Chapter 3 through Chapter 5 are “reference-oriented” chapters. Chapter 3 describes the JavaFX language, Chapter 4 describes graphical objects, and Chapter 5 discusses user interface components. These chapters are organized with small examples to help you find information quickly (how do I bind an object or generate a sequence with a for loop?). The language chapter covers everything from JavaFX built-in types to mixin inheritance. Graphical objects are the basic JavaFX shapes you use to build scene graphs and layout objects (islands in the sun, for example). The components chapter shows you the JavaFX Swing components and the JavaFX “native” UI components. We also show you how to build custom UI components in a more advanced section.
Chapter 6 shows you how to design and structure a JavaFX application. It introduces a building-block approach with a nod towards object oriented design principles.
Chapter 7 is all about JavaFX animation and timelines. JavaFX animation is both powerful and flexible.
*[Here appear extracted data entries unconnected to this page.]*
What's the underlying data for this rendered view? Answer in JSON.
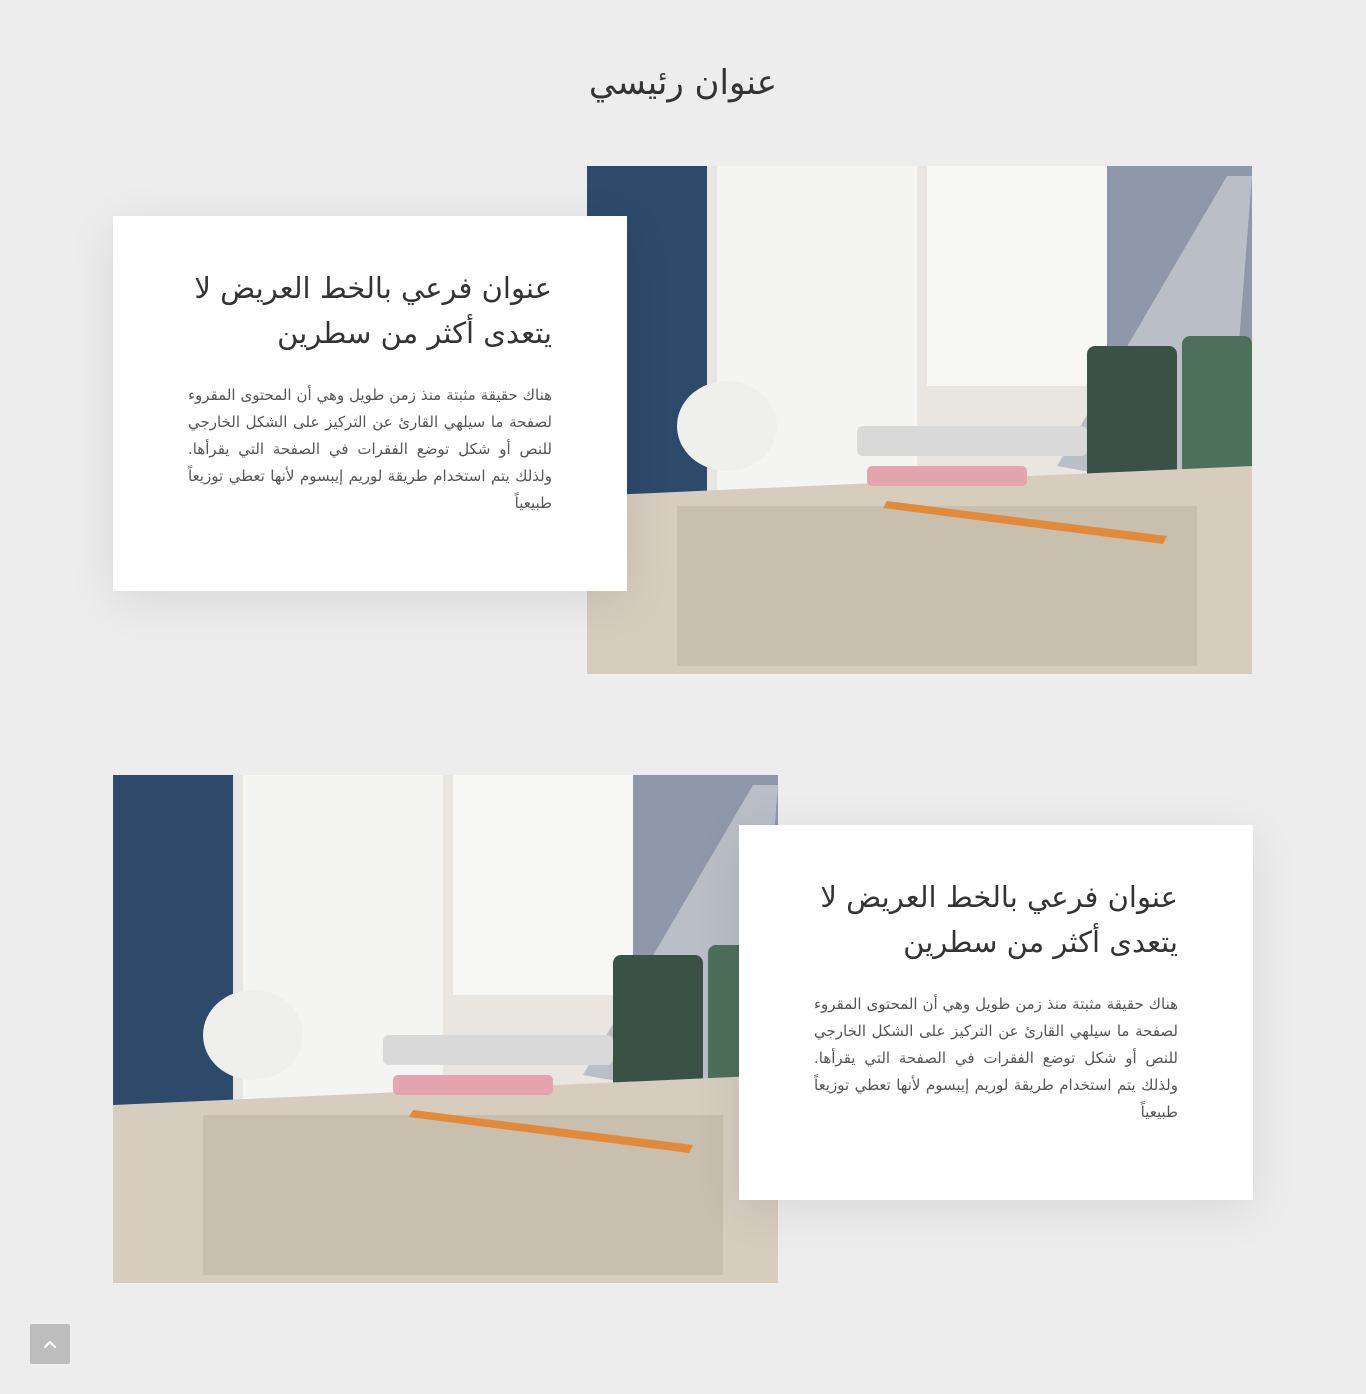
{
  "page": {
    "main_title": "عنوان رئيسي"
  },
  "sections": [
    {
      "heading": "عنوان فرعي بالخط العريض لا يتعدى أكثر من سطرين",
      "body": "هناك حقيقة مثبتة منذ زمن طويل وهي أن المحتوى المقروء لصفحة ما سيلهي القارئ عن التركيز على الشكل الخارجي للنص أو شكل توضع الفقرات في الصفحة التي يقرأها. ولذلك يتم استخدام طريقة لوريم إيبسوم لأنها تعطي توزيعاً طبيعياً"
    },
    {
      "heading": "عنوان فرعي بالخط العريض لا يتعدى أكثر من سطرين",
      "body": "هناك حقيقة مثبتة منذ زمن طويل وهي أن المحتوى المقروء لصفحة ما سيلهي القارئ عن التركيز على الشكل الخارجي للنص أو شكل توضع الفقرات في الصفحة التي يقرأها. ولذلك يتم استخدام طريقة لوريم إيبسوم لأنها تعطي توزيعاً طبيعياً"
    }
  ],
  "icons": {
    "scroll_top": "chevron-up-icon"
  },
  "colors": {
    "background": "#ededed",
    "card": "#ffffff",
    "scroll_button": "#bdbdbd"
  }
}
Transitions are “pre-packaged high-level” animations that help build straightforward motions quickly, such as fade-ins and fade-outs, scaling, and moving.
Chapter 8 discusses viewing and manipulating images. One example shows you how to design an animated photo carousel.
Chapter 9 covers web services. JavaFX provides two important utility classes that make it easier to work with web services. An HttpRequest class handles asynchronous web requests and a PullParser class simplifies processing the response data. We take you through several Flickr-based web service API calls.
Chapter 10 discusses the JavaFX mobile environment and explores the differences between desktop JavaFX and the JavaFX mobile runtime. We discuss guidelines for targeting mobile devices and how to make an application mobile-friendly.